One look at the online calendar Valles Caldera Trust and it is clear that this organization, which manages the 89,000-acre Valles Caldera National Preserve in the Jemez Mountains, is moving toward a goal of opening the area to a wider variety of interests.
Nearly 15 years after The Valles Caldera Trust was created by the Valles Caldera Preservation Act of 2000, the nine-member board of trustees responsible for the protection and development of the preserve is slowly expanding opportunities for open hiking, biking, hunting and fishing while also being dedicated to historic preservation and scientific exploration.
Terry McDermott, who was hired several years ago as the trust’s first public information specialist, says this “experiment in public management” is still an experiment. But the staff and board are constantly trying new approaches to access and activities to “see what will stick.”
This year, the preserve is open daily from 8 a.m. to 6 p.m. and offers several trails that are free to hike or bike ride. Other daily activities that begin from the staging area including hiking, biking and horseback riding in the backcountry (fee-based) as well as fishing on San Antonio Creek and the East Fork of the Jemez River (fee-based). Most are about $10 per person and help cover the cost of the shuttle vans operating through the area, McDermott said. Additional trailheads are open on the weekends.
The trust has also opened to more “special use permits” for activities including trail runs and mountain bike events.
It’s popular “Run the Caldera” will be back this year on July 27 but put on as “Run on the Volcano” by TCR Productions.
At the staging area is an information center, gift shop, picnic tables, spotting scopes to view elk (if the elk are out in the Valle Grande), and restrooms. Daily activities include the hour-long Magma to Magpie van tours and access to three hiking trails – two short ones and one longer one.

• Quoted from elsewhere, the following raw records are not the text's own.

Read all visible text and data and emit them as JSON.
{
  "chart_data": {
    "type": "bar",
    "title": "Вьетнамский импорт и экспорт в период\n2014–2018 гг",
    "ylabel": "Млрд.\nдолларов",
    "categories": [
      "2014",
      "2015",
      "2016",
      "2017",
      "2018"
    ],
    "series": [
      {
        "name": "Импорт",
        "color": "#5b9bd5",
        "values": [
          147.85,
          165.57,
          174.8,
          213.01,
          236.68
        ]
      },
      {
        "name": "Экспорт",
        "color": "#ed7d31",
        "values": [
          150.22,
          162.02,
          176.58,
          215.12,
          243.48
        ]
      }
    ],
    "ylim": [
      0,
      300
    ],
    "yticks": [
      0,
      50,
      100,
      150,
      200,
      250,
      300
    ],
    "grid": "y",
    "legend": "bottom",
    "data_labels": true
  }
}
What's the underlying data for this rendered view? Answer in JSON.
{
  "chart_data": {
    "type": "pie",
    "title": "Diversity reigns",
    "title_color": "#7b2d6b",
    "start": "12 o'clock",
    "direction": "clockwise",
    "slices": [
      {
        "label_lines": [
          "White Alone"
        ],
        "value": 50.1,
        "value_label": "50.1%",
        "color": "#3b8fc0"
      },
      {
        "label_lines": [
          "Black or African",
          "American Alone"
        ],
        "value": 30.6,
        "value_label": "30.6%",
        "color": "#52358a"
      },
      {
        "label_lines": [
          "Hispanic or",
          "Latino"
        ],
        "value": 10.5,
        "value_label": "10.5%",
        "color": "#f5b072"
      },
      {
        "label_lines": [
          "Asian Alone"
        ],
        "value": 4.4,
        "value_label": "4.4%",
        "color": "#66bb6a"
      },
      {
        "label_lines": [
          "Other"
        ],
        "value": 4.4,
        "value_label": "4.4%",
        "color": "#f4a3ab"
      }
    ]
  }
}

Several outdoor and wildlife organizations have been critical of the trust’s management of the area, saying the fee structure is restrictive. A plan by the board to open the area to unrestricted access was put on hold last spring amid concerns that Indian tribes and pueblos weren’t consulted. McDermott said the staff and the board are still working toward that end.
McDermott said the trust is constantly exploring ways to open the land to visitors while focusing on the quality of the experience all while preserving and enhancing the ecosystem and being sensitive to historical and cultural concerns.
In the meantime, the area’s management and plan continue to evolve. New Mexico native Jorge Silva-Bañuelos will take over as executive director of the trust in mid-July. Silva-Bañuelos was selected from a field of 24 applicants to fill the position vacated by Dennis Trujillo, who retired in January.
There is also pending legislation, supported by New Mexico’s congressional delegation, that would shift management of the preserve to the National Park Service, which a recent poll found is supported by a majority of New Mexicans.